Dr. A: You’re hijacking your brain, see? That’s the— you know, I show— in basically, Element Four, Healthy Mind, is you’re hijacking. It’s not making it up. This is where we make all the decisions that actually both short-term and long term lead to us being as happy, successful, fulfilled as we want to be. As soon as we get hijacked and we go into reactive state the limbic area takes over, and this part isn’t functioning, and so we do what feels good in the moment, and the bottom line is to be able to— the whole point of Stop. Challenge. and Choose., is that reactive place is our normal response. For us to be able to actually not let it hijack us is that gap. The Stop. Challenge. The challenge is the gap and as Shurree mentioned earlier in that gap, if you’re processing those emotions or those feelings, take some water. Do something. Prolong that gap to the point where you can [intelligible 1:02:40] what’s most important. So it could be that you know, what my, I’m a grandmother and I want to be here to watch my grandkids grow up and it maybe that visual of that, in that moment before I go and have that huge piece of fried chicken or whatever it is, and actually visualize that. I see me with my kids watching my grandkids graduate from high school, right? I mean there are things that are important to us, and to hold those things, and covet those things, helps you now make choices that revolve around not just the immediate, which you’re going to— which we talked about, but also the long term benefit of making those choices, and what happens is, you’re changing your standards.

Willpower won’t do it. If you go, I’m not going to do it with willpower, you’re going to fail every time [crosstalk 1:03:26]. Has to be that your standards are increasing. That you’re putting yourself and taking the non— the easy stuff first. That’s why I like to talk about the easy stuff of being behind a slow driver. Listen, that you get to the place you’re going to five minutes later doesn’t matter. So if it doesn’t matter, use those easy things. Don’t tackle the hardest things first. It’s like learning to play the piano or the violin, you start by learning the scales and then you grow into it. To attack the hard stuff. You start with these— and as you change every week, your standards change just a little bit. Then what happens is your identity changes and you’re no longer a person that basically gets drunk at parties because you value yourself. You respect to the people around you, you value your health, and you basically, these things are more important, and it’s all about your choice. Remember your perception, your choices, and your behavior are all you have control over. So, we’re out of time. Hopefully, that was helpful.

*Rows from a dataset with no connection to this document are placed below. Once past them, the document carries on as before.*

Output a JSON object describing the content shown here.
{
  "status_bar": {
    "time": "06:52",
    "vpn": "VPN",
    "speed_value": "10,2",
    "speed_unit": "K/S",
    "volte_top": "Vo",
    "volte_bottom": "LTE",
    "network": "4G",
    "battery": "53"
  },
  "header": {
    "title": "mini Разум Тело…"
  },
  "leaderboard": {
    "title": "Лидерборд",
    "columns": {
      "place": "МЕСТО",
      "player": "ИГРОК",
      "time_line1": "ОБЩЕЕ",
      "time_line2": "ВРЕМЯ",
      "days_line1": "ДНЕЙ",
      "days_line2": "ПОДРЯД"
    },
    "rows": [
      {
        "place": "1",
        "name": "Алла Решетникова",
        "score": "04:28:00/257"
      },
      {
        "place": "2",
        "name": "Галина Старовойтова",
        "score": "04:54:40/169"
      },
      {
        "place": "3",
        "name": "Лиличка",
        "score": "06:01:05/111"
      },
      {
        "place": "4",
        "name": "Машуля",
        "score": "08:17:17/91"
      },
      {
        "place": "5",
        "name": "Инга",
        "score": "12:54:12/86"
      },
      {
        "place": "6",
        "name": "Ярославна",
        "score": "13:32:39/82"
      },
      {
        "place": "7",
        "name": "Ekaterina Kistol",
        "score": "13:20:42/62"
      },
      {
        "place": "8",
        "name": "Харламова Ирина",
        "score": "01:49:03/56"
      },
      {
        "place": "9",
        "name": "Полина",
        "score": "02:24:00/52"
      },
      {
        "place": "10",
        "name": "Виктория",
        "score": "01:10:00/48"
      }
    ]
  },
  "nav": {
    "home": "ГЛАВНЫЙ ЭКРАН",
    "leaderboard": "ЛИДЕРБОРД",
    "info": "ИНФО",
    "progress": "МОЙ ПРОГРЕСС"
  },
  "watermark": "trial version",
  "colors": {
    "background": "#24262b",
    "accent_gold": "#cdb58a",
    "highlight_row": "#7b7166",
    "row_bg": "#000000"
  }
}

Ruthie: It was. Thank you.

Dr. A: See you guys in January. Have an amazing holiday. Enjoy all your time with friends and family, and practice this. Practice Stop. Challenge. Choose., and realize in this world we’re in, as crazy and as messed up as it is, your ability to now handle your relational health with others puts you in a place where they will be attracted, and joyful because you’re now showing them a path to basically become the Dominant Force in your own life. God bless you guys. See you. Bye-bye.